Cllr Aitken said: “Every councillor in this city knows the stark extent of child poverty within our communities. Between a quarter and a third of Glasgow’s children currently live in relative poverty.

“That’s unacceptable and is why tackling it is a key city council policy. And while we’re making good progress in comparison to other major UK cities, there’s only so much we can do with the resources we have.

“Whoever is the next UK Government, they have a moral obligation to make the right choice and use the significant powers at their disposal to address this scourge, particularly as the direct connection between policies like the two-child cap and poverty rates is clear.

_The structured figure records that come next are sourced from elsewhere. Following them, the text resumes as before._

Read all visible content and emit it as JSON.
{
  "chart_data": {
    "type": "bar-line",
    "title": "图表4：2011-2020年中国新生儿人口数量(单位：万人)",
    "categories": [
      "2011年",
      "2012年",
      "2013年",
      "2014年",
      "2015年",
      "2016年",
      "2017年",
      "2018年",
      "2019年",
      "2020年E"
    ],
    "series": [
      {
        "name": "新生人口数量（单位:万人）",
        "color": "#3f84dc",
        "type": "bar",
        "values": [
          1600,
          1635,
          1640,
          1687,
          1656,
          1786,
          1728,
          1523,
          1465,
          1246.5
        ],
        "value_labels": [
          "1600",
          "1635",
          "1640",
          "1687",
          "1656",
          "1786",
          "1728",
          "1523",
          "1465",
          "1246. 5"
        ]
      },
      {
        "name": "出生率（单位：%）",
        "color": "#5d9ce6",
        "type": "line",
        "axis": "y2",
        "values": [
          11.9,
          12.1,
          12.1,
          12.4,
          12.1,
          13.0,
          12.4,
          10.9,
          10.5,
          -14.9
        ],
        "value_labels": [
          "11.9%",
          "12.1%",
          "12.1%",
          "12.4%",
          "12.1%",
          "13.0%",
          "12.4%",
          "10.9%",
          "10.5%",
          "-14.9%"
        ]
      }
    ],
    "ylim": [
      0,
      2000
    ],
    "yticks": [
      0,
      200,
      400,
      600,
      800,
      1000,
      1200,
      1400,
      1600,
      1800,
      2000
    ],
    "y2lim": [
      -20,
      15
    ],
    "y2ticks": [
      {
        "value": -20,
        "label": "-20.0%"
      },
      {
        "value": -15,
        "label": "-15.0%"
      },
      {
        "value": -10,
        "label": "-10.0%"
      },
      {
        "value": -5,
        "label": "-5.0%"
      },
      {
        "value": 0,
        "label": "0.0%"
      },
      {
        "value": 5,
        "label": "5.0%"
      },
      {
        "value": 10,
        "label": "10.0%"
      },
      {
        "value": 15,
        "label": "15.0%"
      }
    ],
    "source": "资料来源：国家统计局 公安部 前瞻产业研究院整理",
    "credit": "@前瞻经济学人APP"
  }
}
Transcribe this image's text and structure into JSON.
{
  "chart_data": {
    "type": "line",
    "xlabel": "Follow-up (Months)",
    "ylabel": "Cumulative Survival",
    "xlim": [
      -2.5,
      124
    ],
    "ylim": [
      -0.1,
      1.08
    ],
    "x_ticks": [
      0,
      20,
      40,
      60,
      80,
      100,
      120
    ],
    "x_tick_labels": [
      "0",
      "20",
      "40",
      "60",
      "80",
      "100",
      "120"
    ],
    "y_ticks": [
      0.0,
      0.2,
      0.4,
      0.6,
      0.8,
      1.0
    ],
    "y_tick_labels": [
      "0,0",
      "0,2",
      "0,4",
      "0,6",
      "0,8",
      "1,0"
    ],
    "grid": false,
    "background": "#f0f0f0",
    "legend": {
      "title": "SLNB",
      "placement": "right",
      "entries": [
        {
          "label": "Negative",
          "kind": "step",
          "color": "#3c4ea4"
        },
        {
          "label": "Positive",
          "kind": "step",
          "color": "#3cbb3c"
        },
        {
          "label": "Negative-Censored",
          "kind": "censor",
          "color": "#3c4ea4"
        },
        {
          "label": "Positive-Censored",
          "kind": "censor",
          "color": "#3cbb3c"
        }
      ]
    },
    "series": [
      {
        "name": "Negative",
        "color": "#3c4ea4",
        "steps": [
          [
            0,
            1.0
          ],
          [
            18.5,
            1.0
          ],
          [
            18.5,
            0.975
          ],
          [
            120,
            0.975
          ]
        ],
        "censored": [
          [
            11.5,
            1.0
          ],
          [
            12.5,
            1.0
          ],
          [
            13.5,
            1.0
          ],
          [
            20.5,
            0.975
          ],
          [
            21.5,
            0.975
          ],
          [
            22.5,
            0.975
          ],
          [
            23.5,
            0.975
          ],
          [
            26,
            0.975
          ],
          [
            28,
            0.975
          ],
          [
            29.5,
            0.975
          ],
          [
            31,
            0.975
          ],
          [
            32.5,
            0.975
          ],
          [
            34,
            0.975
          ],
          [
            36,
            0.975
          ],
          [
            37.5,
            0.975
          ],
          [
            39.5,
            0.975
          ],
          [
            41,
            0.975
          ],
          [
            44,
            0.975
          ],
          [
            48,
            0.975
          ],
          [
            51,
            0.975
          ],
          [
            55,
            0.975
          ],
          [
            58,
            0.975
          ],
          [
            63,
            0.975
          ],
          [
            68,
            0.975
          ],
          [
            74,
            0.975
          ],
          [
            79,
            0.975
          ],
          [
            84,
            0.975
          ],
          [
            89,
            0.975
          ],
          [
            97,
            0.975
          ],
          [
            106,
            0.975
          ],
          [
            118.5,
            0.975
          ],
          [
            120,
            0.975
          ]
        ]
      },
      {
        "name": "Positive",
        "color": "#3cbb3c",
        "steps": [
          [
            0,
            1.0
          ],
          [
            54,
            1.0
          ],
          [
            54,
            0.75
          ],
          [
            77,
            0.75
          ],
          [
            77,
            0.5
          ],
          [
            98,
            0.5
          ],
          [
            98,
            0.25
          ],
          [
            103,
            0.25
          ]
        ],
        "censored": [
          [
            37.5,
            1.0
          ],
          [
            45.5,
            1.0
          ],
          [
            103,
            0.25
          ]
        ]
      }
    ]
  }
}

“For the well-being of Glasgow’s children it’s vital that the council speaks with one voice on this issue and ensures the next government listens and responds to the needs of our communities.”

Her motion invites the new Prime Minister to “examine and replicate the success of the Scottish Child Payment”. It also attributes progress on reducing child poverty to council schemes such as its holiday food programme.

Cllr Aitken will ask councillors to agree child poverty rates in the city are a “consequence of exclusionary social and fiscal policies pursued by UK governments” and that it is “entirely unnecessary for child poverty to exist in a modern advanced industrial economy such as the UK”.

A spokesperson for Glasgow Labour said: “Children are paying the price for 14 years of Tory failure and 17 years of SNP failure — it’s time for change.

“A Labour government in Westminster and in Holyrood will tackle poverty at its root by making work pay, cutting bills, growing our economy and reviewing Universal Credit.

“John Swinney, Humza Yousaf and Nicola Sturgeon have all broken their promises to the young people of Scotland, having presided over virtually static rates for children in poverty.

“The SNP must start using the powers it has to deliver on their moral and legal duty to tackle child poverty in Scotland.”